Bactericidal and In Vitro Cytotoxicity of Moringa oleifera Seed Extract and Its Elemental Analysis Using Laser-Induced Breakdown Spectroscopy

Abstract

In the current study, we present the correlation between the capability of laser-induced breakdown spectroscopy (LIBS) to monitor the elemental compositions of plants and their biological effects. The selected plant, Moringa oleifera, is known to harbor various minerals and vitamins useful for human health and is a potential source for pharmaceutical interventions. From this standpoint, we assessed the antibacterial and in vitro cytotoxicity of the bioactive components present in Moringa oleifera seed (MOS) extract. Detailed elemental analyses of pellets of MOSs were performed via LIBS. Furthermore, the LIBS outcome was validated using gas chromatography-mass spectrometry (GC-MS). The LIBS signal was recorded, and the presence of the essential elements (Na, Ca, Se, K, Mg, Zn, P, S, Fe and Mn) in the MOSs were examined. The bactericidal efficacy of the alcoholic MOS extract was examined against Escherichia coli (E. coli) and Staphylococcus aureus(S. aureus) by agar well diffusion (AWD) assays and scanning electron microscopy (SEM), which depicted greater inhibition against Gram-positive bacteria. The validity and DNA nuclear morphology of human colorectal carcinoma cells (HCT-116) cells were evaluated via an MTT assay and DAPI staining. The MTT assay results manifested a profoundly inhibitory action of MOS extract on HCT116 cell growth. Additionally, MOS extracts produced inhibitory action in colon cancer cells (HCT-116), whereas no inhibitory action was seen using the same concentrations of MOS extract on HEK-293 cells (non-cancerous cells), suggesting that MOS extracts could be non-cytotoxic to normal cells. The antibacterial and anticancer potency of these MOS extracts could be due to the presence of various bioactive chemical complexes, such as ethyl ester and D-allose and hexadecenoic, oleic and palmitic acids, making them an ideal candidate for pharmaceutical research and applications.
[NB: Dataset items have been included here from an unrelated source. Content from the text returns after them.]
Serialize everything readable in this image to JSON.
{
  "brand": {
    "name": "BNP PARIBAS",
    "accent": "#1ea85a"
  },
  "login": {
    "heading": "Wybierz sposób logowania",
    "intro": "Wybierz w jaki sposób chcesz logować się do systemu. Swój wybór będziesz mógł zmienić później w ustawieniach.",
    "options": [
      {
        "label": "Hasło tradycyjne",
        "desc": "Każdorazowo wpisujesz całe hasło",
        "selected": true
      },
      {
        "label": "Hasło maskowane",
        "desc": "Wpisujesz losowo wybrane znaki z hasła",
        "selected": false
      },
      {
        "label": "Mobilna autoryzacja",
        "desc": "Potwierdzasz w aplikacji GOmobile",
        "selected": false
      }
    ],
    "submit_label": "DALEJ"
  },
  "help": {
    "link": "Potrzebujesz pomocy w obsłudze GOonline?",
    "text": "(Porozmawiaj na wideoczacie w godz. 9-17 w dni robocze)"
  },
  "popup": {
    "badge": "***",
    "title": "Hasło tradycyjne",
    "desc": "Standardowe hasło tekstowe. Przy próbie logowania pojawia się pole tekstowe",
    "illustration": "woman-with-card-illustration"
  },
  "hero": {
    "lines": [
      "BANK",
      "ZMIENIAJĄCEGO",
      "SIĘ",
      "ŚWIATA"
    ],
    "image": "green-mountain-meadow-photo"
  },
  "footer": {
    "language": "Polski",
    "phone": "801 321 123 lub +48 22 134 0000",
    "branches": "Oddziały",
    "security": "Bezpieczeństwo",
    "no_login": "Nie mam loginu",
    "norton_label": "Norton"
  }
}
Keywords: GC-MS; LIBS; Moringa oleifera; antibacterial; anticancer; seed extract.

Figure 1

LIBS emission line spectra of various elements recorded in the wavelength range of 245–537 nm of MOS. The signature lines for different vital minerals present in MOSs are indicated in the figure.

Figure 2

GC-MS chromatograph of MOS.

Figure 3

Effect of MOS extract on colon cancer cells (HCT-116) after treatment for 48 h with different concentrations. The average cell viability was calculated by MTT assay (** p < 0.01).

Figure 4

Effect of MOS extract on normal cells (HEK-293) after treatment for 48 h treated different concentrations. The average cell viability was calculated by MTT assay.

Figure 5

Confocal staining by DAPI. (A) The HCT-116 cells (non-treated) and (B) HCT-116 cells treated with MOS (66 µg/mL), 200× magnifications.

Figure 6

Agar well diffusion (AWD) plates showing the inhibition zones. (A) S. aureus and (B) E. coli. 1: 50 µg/mL, 2: 100 µg/mL, 3: 150 µg/mL, 4: 200 µg/mL, 5: 250 µg/mL of MOS, 6: Control (DH₂O).

Figure 7

The graphical illustration of the zones of inhibition in millimeters (mm) examined in both S. aureus and E. coli after treatment using different concentrations of MOS extract. Data are the means ± SD of three different experiments.

Figure 8

SEM micrographs for the study of morphogenesis by MOS extract. (a) E. coli cells (non-treated) and (b) treated E. coli cells, (c) S. aureus cells (non-treated) and (d) treated S. aureus cells.

Figure 9

Pictorial view of the pelletization of Moringa oleifera seed samples, showing: (a) as-purchased Moringa oleifera seeds, (b) Moringa oleifera seeds without coat, (c) pelletized seed sample.

Figure 10

Schematic illustration of the LIBSsetup employed for the detection of vital elements present in MOS.